1979 İran İhtilali akabinde Tahran ile Washington arasında yaşanan gerilimler İran – Irak (1980-1988) Savaşı’na yansıdığı gibi İngiliz-Amerikan rekabeti ve Fransa’nın Ortadoğu’da bu ikisiyle ihtilaf yaşaması Irak ve Suriye’yi de etkilemiştir. Irak ile ihtilaf yaşayan İran ve batılı şirketleri bölgeden çıkarmaya çalışan Rusya, çoğu defa Suriye’nin Kuzey Irak – Banyas Petrol Boru Hattı’nı kapatmasını sağlamıştır. Bu şartlarda Şam’ın maddi kaybını çoğu defa Moskova, bazı zamanlarda Tahran karşılamıştır.

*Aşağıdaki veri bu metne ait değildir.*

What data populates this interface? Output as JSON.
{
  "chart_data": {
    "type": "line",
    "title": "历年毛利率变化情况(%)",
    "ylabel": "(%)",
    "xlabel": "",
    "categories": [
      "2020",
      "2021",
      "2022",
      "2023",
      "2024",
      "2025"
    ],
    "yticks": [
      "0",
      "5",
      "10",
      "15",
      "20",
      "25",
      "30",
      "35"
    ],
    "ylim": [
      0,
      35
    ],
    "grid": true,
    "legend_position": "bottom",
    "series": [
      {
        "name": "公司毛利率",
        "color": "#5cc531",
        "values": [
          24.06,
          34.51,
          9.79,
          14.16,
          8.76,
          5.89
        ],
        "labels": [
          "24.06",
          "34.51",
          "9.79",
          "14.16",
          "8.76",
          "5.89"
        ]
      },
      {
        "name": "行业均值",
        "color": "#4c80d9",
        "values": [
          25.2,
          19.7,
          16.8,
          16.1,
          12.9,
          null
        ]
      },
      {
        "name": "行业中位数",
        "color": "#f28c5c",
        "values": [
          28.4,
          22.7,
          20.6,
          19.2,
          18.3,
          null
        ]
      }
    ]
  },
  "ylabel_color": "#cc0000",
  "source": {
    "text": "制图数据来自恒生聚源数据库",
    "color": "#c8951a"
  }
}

Bu süreçte Rusların Suriye’ye askeri güvenlik sözü vermesi Şam’ın batılı başkentler aleyhinde alacağı kararları da hızlandırmıştır. Ruslar bu hamleleriyle Ortadoğu’daki ülkeleri piyasaya bol petrol arzı yapmaya zorlayan batılı rakiplerinin önünü kesmeye çalışıyordu. Zira 1980’li yıllarda ABD, Suudi Arabistan ile işbirliği halinde petrol arzını yüksek tutup fiyatların dip yapmasını sağlayarak en büyük gelir kaynağını petrolden elde eden Sovyet ekonomisini çökertmeye çalışıyordu. Böylece ABD, Sovyetler ile sıcak savaşa girmeden Soğuk Savaş’ı sona erdirecekti. Tapline’ın da 80’li yıllarda kapatılması Suriye’yi Rusya’ya tam bağımlı hale getirdi.
Bu gelişmeler Ortadoğu’daki enerji akışında yeni krizlere, buna bağlı pazarlık taleplerine ve beraberinde gelen çatışmalara yol açtı. Nihayetinde 90’lı yıllar, enerji gelirlerini kaybeden Sovyet rejiminin çöküşüyle bölgede fiili Amerikan – İngiliz hakimiyetinin başlayacağı dönem arasındaki geçişi sağlamıştır.
Günümüzde Ortadoğu coğrafyası yeni enerji kaynakları ve yeni güzergâhlar üzerinde hesap yapan çok sayıda oyuncuya ev sahipliği yapmaktadır. Bunun yanında Avrupa’nın tabii gaz ihtiyacının 1/5’ini karşılaması hesaplanan Azeri gazının TANAP Projesi ile Türkiye üzerinden Avrupa’ya bağlanması için yapılan çalışmalar devam ederken Doğu Akdeniz’de keşfedilen yeni kaynakların da Anadolu coğrafyasıyla Batı’ya aktarılması gündemdedir.
Diğer taraftan Tapline benzeri bir projeyle Basra Körfezi’ndeki gaz ve petrol kaynaklarının eskiden olduğu gibi yeniden Suriye üzerinden Akdeniz’e bağlanması da oyuncular arasındaki anlaşmaya bağlı olarak gündemdedir.
Moskova için eskiden olduğu gibi enerji fiyatlarının düşmemesi için ve Avrupa’nın Rus gazına ihtiyacının ortadan kalkmaması için Suriye’de Moskova’nın sözünün geçmeye devam etmesi gerekiyor. Bu çerçevede Suriye, Rusya için son kale olma vasfını sürdürecektir.